Zentrale Erkenntnisse:

  • Internationale Aktien könnten weiter zulegen, wenn eine steigende Rentabilität ein nachhaltiges Re-Rating stützt. Viele Märkte werden immer noch mit Abschlägen gehandelt, die mit den aufkommenden Verbesserungen der Eigenkapitalrendite unvereinbar scheinen.
  • Unternehmensreformen werden zu einem wichtigen Katalysator in den internationalen Märkten. Politiker, Regulierungsbehörden und Aktionäre treiben Veränderungen voran, die darauf abzielen, die Kapitalallokation, die Governance und die Aktionärsrenditen zu verbessern.
  • Die Anlagemöglichkeit verschiebt sich von günstigen Bewertungen zu höherer Qualität. Märkte wie Japan, Südkorea und Teile Europas zeigen Anzeichen für eine stärkere Rentabilität, die den Abstand zu den USA im Laufe der Zeit verringern könnte.

In den letzten zwei Jahrzehnten sind internationale Aktien häufig hinter den USA zurückgeblieben. Wirtschaftliche und Gewinnwachstumsunterschiede spielten dabei zwar eine Rolle, aber der Abstand bei der Unternehmensrentabilität war ebenso wichtig.

In der Vergangenheit haben Märkte mit höheren Eigenkapitalrenditen (ROE) tendenziell und durchweg höhere Bewertungen erzielt. Die USA hat sich durch überlegene Rentabilität und Aktionärsrenditen hervorgetan. Zahlreiche internationale Märkte hingegen hatten mit geringerer Rentabilität, schwächerer Kapitalallokation und gedämpften Renditen zu kämpfen, was zu einer anhaltenden Underperformance führte.

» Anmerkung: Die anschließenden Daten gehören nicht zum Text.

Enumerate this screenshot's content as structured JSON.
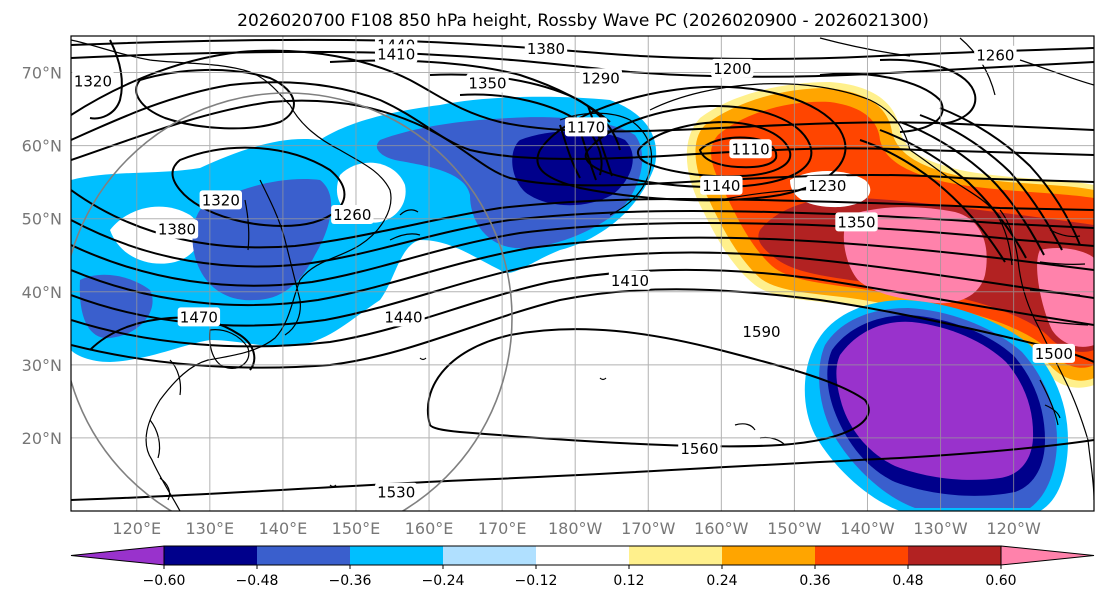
{
  "title": "2026020700 F108 850 hPa height, Rossby Wave PC (2026020900 - 2026021300)",
  "map": {
    "projection": "lat-lon",
    "lon_range": [
      111,
      251
    ],
    "lat_range": [
      10,
      75
    ],
    "lat_ticks": [
      {
        "lat": 70,
        "label": "70°N"
      },
      {
        "lat": 60,
        "label": "60°N"
      },
      {
        "lat": 50,
        "label": "50°N"
      },
      {
        "lat": 40,
        "label": "40°N"
      },
      {
        "lat": 30,
        "label": "30°N"
      },
      {
        "lat": 20,
        "label": "20°N"
      }
    ],
    "lon_ticks": [
      {
        "lon": 120,
        "label": "120°E"
      },
      {
        "lon": 130,
        "label": "130°E"
      },
      {
        "lon": 140,
        "label": "140°E"
      },
      {
        "lon": 150,
        "label": "150°E"
      },
      {
        "lon": 160,
        "label": "160°E"
      },
      {
        "lon": 170,
        "label": "170°E"
      },
      {
        "lon": 180,
        "label": "180°W"
      },
      {
        "lon": 190,
        "label": "170°W"
      },
      {
        "lon": 200,
        "label": "160°W"
      },
      {
        "lon": 210,
        "label": "150°W"
      },
      {
        "lon": 220,
        "label": "140°W"
      },
      {
        "lon": 230,
        "label": "130°W"
      },
      {
        "lon": 240,
        "label": "120°W"
      }
    ],
    "gridlines": true
  },
  "colorbar": {
    "colors": [
      "#9932cc",
      "#00008b",
      "#3a5fcd",
      "#00bfff",
      "#b0e0ff",
      "#ffffff",
      "#fff08c",
      "#ffa500",
      "#ff4500",
      "#b22222",
      "#ff82ab"
    ],
    "labels": [
      "−0.60",
      "−0.48",
      "−0.36",
      "−0.24",
      "−0.12",
      "0.12",
      "0.24",
      "0.36",
      "0.48",
      "0.60"
    ],
    "extend": "both"
  },
  "contour_labels": [
    {
      "text": "1440",
      "lon": 155.5,
      "lat": 73.7
    },
    {
      "text": "1410",
      "lon": 155.5,
      "lat": 72.5
    },
    {
      "text": "1380",
      "lon": 176,
      "lat": 73.2
    },
    {
      "text": "1350",
      "lon": 168,
      "lat": 68.5
    },
    {
      "text": "1290",
      "lon": 183.5,
      "lat": 69.2
    },
    {
      "text": "1200",
      "lon": 201.5,
      "lat": 70.5
    },
    {
      "text": "1260",
      "lon": 237.5,
      "lat": 72.3
    },
    {
      "text": "1320",
      "lon": 114,
      "lat": 68.8
    },
    {
      "text": "1170",
      "lon": 181.5,
      "lat": 62.5
    },
    {
      "text": "1110",
      "lon": 204,
      "lat": 59.5
    },
    {
      "text": "1140",
      "lon": 200,
      "lat": 54.5
    },
    {
      "text": "1230",
      "lon": 214.5,
      "lat": 54.5
    },
    {
      "text": "1320",
      "lon": 131.5,
      "lat": 52.5
    },
    {
      "text": "1260",
      "lon": 149.5,
      "lat": 50.5
    },
    {
      "text": "1380",
      "lon": 125.5,
      "lat": 48.5
    },
    {
      "text": "1350",
      "lon": 218.5,
      "lat": 49.5
    },
    {
      "text": "1410",
      "lon": 187.5,
      "lat": 41.5
    },
    {
      "text": "1440",
      "lon": 156.5,
      "lat": 36.5
    },
    {
      "text": "1470",
      "lon": 128.5,
      "lat": 36.5
    },
    {
      "text": "1590",
      "lon": 205.5,
      "lat": 34.5
    },
    {
      "text": "1500",
      "lon": 245.5,
      "lat": 31.5
    },
    {
      "text": "1560",
      "lon": 197,
      "lat": 18.5
    },
    {
      "text": "1530",
      "lon": 155.5,
      "lat": 12.5
    }
  ]
}
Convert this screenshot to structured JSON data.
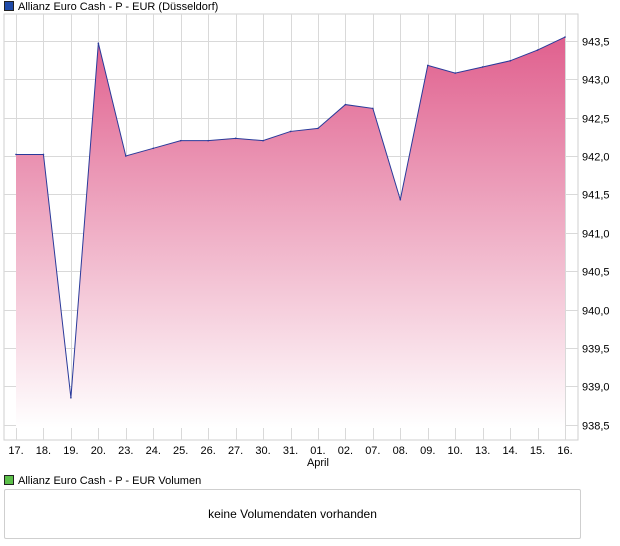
{
  "legend": {
    "main": "Allianz Euro Cash - P - EUR (Düsseldorf)",
    "volume": "Allianz Euro Cash - P - EUR Volumen"
  },
  "volume_panel": {
    "message": "keine Volumendaten vorhanden"
  },
  "colors": {
    "series_line": "#2a3a9a",
    "area_top": "#e0608e",
    "area_bottom": "#ffffff",
    "main_swatch": "#1f4aa8",
    "volume_swatch": "#5cbf4a",
    "grid": "#d9d9d9"
  },
  "chart_data": {
    "type": "area",
    "title": "",
    "xlabel": "",
    "ylabel": "",
    "x": [
      "17.",
      "18.",
      "19.",
      "20.",
      "23.",
      "24.",
      "25.",
      "26.",
      "27.",
      "30.",
      "31.",
      "01.",
      "02.",
      "07.",
      "08.",
      "09.",
      "10.",
      "13.",
      "14.",
      "15.",
      "16."
    ],
    "month_label": {
      "text": "April",
      "under": "01."
    },
    "series": [
      {
        "values": [
          942.02,
          942.02,
          938.85,
          943.47,
          942.0,
          942.1,
          942.2,
          942.2,
          942.23,
          942.2,
          942.32,
          942.36,
          942.67,
          942.62,
          941.43,
          943.18,
          943.08,
          943.16,
          943.24,
          943.38,
          943.55
        ]
      }
    ],
    "ylim": [
      938.3,
      943.85
    ],
    "yticks": [
      "938,5",
      "939,0",
      "939,5",
      "940,0",
      "940,5",
      "941,0",
      "941,5",
      "942,0",
      "942,5",
      "943,0",
      "943,5"
    ],
    "ytick_values": [
      938.5,
      939.0,
      939.5,
      940.0,
      940.5,
      941.0,
      941.5,
      942.0,
      942.5,
      943.0,
      943.5
    ],
    "grid": true,
    "legend_position": "top-left"
  }
}
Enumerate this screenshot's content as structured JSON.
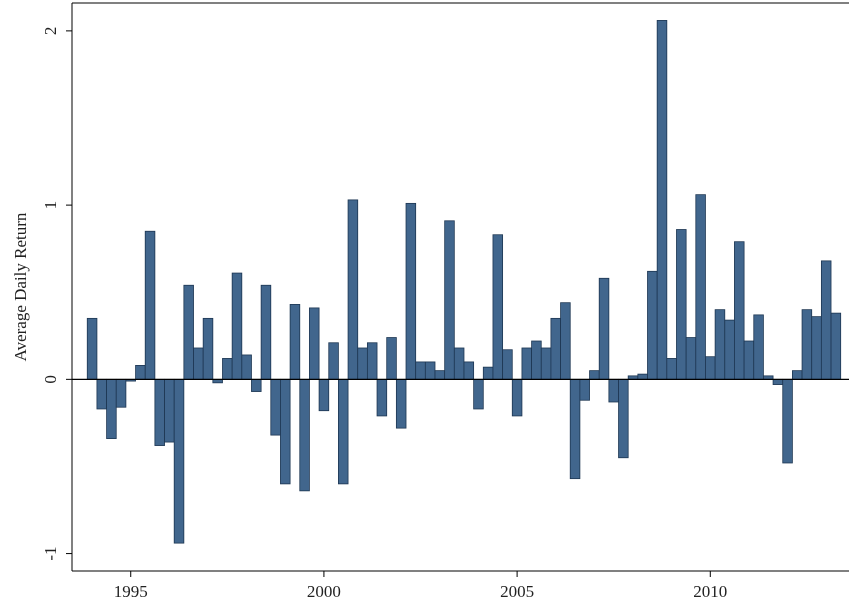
{
  "chart_data": {
    "type": "bar",
    "y_label": "Average Daily Return",
    "x": [
      1994,
      1994.25,
      1994.5,
      1994.75,
      1995,
      1995.25,
      1995.5,
      1995.75,
      1996,
      1996.25,
      1996.5,
      1996.75,
      1997,
      1997.25,
      1997.5,
      1997.75,
      1998,
      1998.25,
      1998.5,
      1998.75,
      1999,
      1999.25,
      1999.5,
      1999.75,
      2000,
      2000.25,
      2000.5,
      2000.75,
      2001,
      2001.25,
      2001.5,
      2001.75,
      2002,
      2002.25,
      2002.5,
      2002.75,
      2003,
      2003.25,
      2003.5,
      2003.75,
      2004,
      2004.25,
      2004.5,
      2004.75,
      2005,
      2005.25,
      2005.5,
      2005.75,
      2006,
      2006.25,
      2006.5,
      2006.75,
      2007,
      2007.25,
      2007.5,
      2007.75,
      2008,
      2008.25,
      2008.5,
      2008.75,
      2009,
      2009.25,
      2009.5,
      2009.75,
      2010,
      2010.25,
      2010.5,
      2010.75,
      2011,
      2011.25,
      2011.5,
      2011.75,
      2012,
      2012.25,
      2012.5,
      2012.75,
      2013,
      2013.25
    ],
    "values": [
      0.35,
      -0.17,
      -0.34,
      -0.16,
      -0.01,
      0.08,
      0.85,
      -0.38,
      -0.36,
      -0.94,
      0.54,
      0.18,
      0.35,
      -0.02,
      0.12,
      0.61,
      0.14,
      -0.07,
      0.54,
      -0.32,
      -0.6,
      0.43,
      -0.64,
      0.41,
      -0.18,
      0.21,
      -0.6,
      1.03,
      0.18,
      0.21,
      -0.21,
      0.24,
      -0.28,
      1.01,
      0.1,
      0.1,
      0.05,
      0.91,
      0.18,
      0.1,
      -0.17,
      0.07,
      0.83,
      0.17,
      -0.21,
      0.18,
      0.22,
      0.18,
      0.35,
      0.44,
      -0.57,
      -0.12,
      0.05,
      0.58,
      -0.13,
      -0.45,
      0.02,
      0.03,
      0.62,
      2.06,
      0.12,
      0.86,
      0.24,
      1.06,
      0.13,
      0.4,
      0.34,
      0.79,
      0.22,
      0.37,
      0.02,
      -0.03,
      -0.48,
      0.05,
      0.4,
      0.36,
      0.68,
      0.38
    ],
    "color": "#41668d",
    "xlim": [
      1993.48,
      2013.59
    ],
    "xticks": [
      1995,
      2000,
      2005,
      2010
    ],
    "ylim": [
      -1.1,
      2.16
    ],
    "yticks": [
      -1,
      0,
      1,
      2
    ]
  }
}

Es gibt jedoch immer mehr Anzeichen dafür, dass sich dieser langfristige Trend zu ändern beginnt.

Eine der Fragen, die uns am häufigsten gestellt wird, ist, ob die internationale Aktienrally, die 2025 begann, anhalten kann.

Die Antwort dürfte weniger von der Makroökonomie abhängen als vielmehr davon, ob internationale Unternehmen eine nachhaltige Steigerung der Rentabilität erzielen können. Wenn sie das können, könnten sich die aktuellen Bewertungsabschläge als schwer zu rechtfertigen erweisen.

Diagramm 1: Die Aktienbewertungen spiegeln tendenziell die Rentabilität wider – einige Nicht-US-Märkte erscheinen potenziell unterbewertet

Streudiagramm, das die Beziehung zwischen der Eigenkapitalrendite (ROE) auf der x-Achse und dem Kurs-Buchwert-Verhältnis auf der y-Achse über die wichtigsten Aktienmärkte zeigt. Eine gepunktete, aufwärts gerichtete Trendlinie weist auf einen positiven Zusammenhang zwischen Rentabilität und Bewertung hin. Die USA haben die höchste ROE (ca. 20 %) und das höchste Kurs-Buchwert-Verhältnis (ca. 5,1x). Die USA ohne Tech-Sektor haben eine niedrigere ROE (ca. 14 %), aber eine relativ hohe Bewertung (ca. 3,8x). Großbritannien, Spanien, Italien, Schwellenländer (EM), Eurozone, Frankreich, Deutschland und Japan liegen zwischen 9 % und 15 % ROE und 1,7x bis 2,4x Kurs-Buchwert-Verhältnis. Japan hat die niedrigste ROE (ca. 9,5 %) und eine der niedrigsten Bewertungen (ca. 1,8x). Im Allgemeinen tendieren Märkte mit höherer ROE dazu, zu höheren Kurs-Buchwert-Multiplikatoren gehandelt zu werden.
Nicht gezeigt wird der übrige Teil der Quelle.